You make some great points. Unfortunately PCGS and NGC are not interested as the risk vs reward is not favorable.
Is there really any way that these two companies revenues have not being going down at least a little over the past few years? A struggling collector hobby which is rapidly loosing it's main customer base. Which should be telling when in the past decade the world's economies have mostly been booming.
Just FYI, I've been an investor in CLCT for a while now, which is the PCGS company, and their stock price has tanked as of late and they cut their dividend in half recently. They're in trouble. So my opinion is that it absolutely would not hurt for them to be approached by the crypto coin community to see about grading some of these great tokens (that's the difference in their eyes, these are not "coins"). I'm actually kind of surprised that they haven't jumped on board with this yet. Usually if a competitor is making money from something, a la ANACS, a company will follow suit.

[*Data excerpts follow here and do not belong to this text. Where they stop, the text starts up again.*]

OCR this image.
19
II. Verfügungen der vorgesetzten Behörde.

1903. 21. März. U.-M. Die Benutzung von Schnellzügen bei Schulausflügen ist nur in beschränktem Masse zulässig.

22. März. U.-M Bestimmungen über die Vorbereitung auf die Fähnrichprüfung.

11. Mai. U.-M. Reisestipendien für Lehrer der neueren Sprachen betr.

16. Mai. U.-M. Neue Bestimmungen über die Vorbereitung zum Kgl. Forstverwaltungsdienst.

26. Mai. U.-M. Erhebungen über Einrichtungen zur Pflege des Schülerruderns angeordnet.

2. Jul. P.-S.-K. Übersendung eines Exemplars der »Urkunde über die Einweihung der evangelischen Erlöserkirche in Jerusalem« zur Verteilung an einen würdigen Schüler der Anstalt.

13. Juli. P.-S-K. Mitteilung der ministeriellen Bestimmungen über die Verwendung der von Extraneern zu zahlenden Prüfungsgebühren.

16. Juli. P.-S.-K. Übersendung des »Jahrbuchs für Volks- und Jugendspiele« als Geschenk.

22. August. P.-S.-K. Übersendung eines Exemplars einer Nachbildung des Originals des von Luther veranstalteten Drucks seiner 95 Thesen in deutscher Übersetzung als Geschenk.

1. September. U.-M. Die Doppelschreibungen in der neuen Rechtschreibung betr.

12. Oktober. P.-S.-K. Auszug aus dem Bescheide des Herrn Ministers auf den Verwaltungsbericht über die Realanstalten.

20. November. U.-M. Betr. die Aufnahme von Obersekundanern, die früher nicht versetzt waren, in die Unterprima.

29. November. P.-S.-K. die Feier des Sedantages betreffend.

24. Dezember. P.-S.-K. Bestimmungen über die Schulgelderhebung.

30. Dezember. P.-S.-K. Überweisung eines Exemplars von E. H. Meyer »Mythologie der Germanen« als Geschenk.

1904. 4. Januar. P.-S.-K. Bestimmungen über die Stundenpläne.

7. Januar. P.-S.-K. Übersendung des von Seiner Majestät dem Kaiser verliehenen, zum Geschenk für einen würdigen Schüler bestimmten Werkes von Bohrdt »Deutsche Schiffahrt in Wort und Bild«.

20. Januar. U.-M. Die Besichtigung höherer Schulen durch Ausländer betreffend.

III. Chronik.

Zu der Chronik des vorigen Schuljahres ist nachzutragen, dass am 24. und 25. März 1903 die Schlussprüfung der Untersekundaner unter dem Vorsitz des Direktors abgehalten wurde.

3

As I said, I'm not part of this community. Have either PCGS or NGC issued any kind of guidance regarding this? Has anyone approached them?
I'd say branching in to other sectors WITHIN their playing field could and would make a lot of sense.
That's what I'm saying, but I have to profess ignorance as to whether anyone has requested they start grading physical crypto yet. And I'd find it hard to believe that they'd be unaware of the existence of these fine pieces of exonumia, since these people specialize in coins and, I would presume, know a little something about tokens--AND that they would at least keep an eye on what ANACS is doing. My guess is that they see it as a small market and have their hands full already, grading the yearly silver eagles and other bullion products by the thousands.
I'd be curious to know how many total crypto coins you guys have sent to ANACS per year and whether there would be enough demand in their eyes. Grabbing less than 100% of a what's already a small market might not be worth it to PCGS or NGC.